Curiously, the censuring of the renowned hospital is buried almost at the very end of the Inquiry's 278 page volume labelled "Systemic Review"and only takes up four pages in the Commission's overall report.
Goudge explains that from at least 1995 to 1997, Dr. Becker and others at Sick Kids had concerns about the timing and the quality of Dr. Smith's pathology work for the hospital.
"Notwithstanding their ongoing concerns about delays and diagnostic discrepancies in Dr. Smith's work, it appears that no one at Sick Kids took any formal disciplinary action against Dr. Smith, nor did they tell the Chief Coroner's Office about their misgivings."
"Ultimately, I cannot determine what might have happened had Sick Kids informed the Chief Coroner's Office about its concerns, but there can be no doubt that, if they had been known, these concerns should have informed the actions of the Chief Coroner's Office from 1995 to 1997."
"By choosing not to provide this information Sick Kids impeded the (Chief Coroner's Office's) ability to provide meaningful insight."
After reviewing serious diagnostic errors made by Smith in his work for the hospital, Justice Goudge acknowledges that these cases were "a small minority of all of the surgical pathology work that Dr. Smith conducted during the course of his career,"

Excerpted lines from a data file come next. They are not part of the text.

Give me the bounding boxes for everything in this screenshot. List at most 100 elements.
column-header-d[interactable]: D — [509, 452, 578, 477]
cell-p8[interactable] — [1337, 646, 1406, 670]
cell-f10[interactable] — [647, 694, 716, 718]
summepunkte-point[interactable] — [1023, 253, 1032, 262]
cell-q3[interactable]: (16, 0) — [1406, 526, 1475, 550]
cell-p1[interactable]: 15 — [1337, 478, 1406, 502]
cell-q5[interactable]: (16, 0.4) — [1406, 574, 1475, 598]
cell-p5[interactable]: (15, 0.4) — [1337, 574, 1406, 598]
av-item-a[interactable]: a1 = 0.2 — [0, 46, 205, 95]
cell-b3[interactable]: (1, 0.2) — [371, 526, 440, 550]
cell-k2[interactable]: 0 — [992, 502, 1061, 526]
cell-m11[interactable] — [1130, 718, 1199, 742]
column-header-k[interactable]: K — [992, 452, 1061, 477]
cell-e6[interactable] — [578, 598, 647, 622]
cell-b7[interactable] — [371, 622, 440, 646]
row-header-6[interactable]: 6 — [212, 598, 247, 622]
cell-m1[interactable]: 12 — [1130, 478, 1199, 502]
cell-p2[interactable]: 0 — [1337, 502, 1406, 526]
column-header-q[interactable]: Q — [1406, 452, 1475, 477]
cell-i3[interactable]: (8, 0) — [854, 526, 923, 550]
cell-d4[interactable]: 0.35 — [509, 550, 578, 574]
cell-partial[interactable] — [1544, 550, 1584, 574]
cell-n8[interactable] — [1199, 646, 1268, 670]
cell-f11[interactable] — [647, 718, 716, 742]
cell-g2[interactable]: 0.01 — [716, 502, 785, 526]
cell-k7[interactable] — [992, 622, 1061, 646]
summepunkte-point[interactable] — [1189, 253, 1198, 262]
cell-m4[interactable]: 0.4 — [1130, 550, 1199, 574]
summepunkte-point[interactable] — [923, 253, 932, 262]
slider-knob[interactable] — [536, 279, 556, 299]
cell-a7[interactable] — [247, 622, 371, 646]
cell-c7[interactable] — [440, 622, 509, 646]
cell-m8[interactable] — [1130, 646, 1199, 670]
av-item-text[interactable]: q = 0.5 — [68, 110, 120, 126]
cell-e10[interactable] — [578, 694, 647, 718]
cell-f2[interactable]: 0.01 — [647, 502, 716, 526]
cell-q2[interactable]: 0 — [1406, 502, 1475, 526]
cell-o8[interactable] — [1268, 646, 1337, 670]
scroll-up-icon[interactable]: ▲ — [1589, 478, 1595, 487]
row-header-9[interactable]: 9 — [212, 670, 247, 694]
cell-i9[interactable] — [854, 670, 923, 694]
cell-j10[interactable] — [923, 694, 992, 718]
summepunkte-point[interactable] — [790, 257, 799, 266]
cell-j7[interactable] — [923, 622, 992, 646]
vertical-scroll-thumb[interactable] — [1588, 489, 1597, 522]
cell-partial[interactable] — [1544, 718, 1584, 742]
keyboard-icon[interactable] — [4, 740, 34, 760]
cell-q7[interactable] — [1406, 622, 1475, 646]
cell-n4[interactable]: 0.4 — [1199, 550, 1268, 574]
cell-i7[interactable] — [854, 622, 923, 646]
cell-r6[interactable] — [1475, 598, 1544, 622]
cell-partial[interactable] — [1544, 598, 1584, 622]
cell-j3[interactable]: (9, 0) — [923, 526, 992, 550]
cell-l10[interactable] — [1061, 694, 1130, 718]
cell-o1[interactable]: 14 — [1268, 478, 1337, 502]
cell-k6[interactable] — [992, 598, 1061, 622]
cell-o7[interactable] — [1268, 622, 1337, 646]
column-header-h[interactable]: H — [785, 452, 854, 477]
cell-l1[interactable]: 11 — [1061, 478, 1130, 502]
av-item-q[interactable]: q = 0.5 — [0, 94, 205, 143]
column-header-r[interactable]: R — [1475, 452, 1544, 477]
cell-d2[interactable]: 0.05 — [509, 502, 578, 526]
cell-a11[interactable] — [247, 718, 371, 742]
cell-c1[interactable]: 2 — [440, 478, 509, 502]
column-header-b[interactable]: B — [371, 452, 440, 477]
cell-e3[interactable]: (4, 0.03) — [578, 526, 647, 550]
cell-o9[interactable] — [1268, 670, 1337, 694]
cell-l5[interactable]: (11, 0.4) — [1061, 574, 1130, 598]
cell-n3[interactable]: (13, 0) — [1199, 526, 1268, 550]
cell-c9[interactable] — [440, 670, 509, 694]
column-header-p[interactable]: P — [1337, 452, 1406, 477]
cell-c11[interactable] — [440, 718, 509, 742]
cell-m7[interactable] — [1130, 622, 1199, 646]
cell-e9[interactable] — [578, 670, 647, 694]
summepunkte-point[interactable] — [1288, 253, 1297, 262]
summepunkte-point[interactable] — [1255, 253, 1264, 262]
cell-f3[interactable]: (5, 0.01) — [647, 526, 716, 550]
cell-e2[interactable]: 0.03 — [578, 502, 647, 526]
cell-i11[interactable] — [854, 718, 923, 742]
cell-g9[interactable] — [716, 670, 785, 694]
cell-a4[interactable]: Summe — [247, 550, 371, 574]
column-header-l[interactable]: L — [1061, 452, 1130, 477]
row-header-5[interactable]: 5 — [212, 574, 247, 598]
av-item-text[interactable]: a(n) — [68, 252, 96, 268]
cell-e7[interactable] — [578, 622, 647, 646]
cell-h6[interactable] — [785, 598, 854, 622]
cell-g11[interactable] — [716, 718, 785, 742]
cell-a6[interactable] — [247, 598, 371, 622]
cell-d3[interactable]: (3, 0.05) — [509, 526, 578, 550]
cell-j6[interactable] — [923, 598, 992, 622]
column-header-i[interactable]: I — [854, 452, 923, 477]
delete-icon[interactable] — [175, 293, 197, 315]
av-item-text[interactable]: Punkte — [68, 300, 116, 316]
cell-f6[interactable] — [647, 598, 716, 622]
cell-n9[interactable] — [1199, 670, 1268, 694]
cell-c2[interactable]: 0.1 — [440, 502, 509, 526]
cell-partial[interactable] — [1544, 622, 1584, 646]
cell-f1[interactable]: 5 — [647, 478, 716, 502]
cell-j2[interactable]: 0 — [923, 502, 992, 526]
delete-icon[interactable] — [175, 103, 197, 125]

"However, at times, his colleagues were clearly frustrated with his diagnostic mistakes," he continues.
"This frustration was evidenced by an email written by Dr. Thorner to Dr. Becker in May 1997 in which he referred to two complaints regarding Dr. Smith as "another nail for the coffin."
"However, it must be said that the complaints regarding diagnostic issues did not rise to the level where the pathologist-in-chief formally restricted Dr. Smith's privileges."
In this Bloggist's humble view, it must also be said that the hospital's cover-up of Dr. Smith's mistakes was Justice Goudge should have taken the hospital much more firmly to task.
Instead, he recommends that the Ontario Forensic Pediatric Pathology Unit should remain at Sick Kids - a responsibility which it has not demonstrated that it deserves.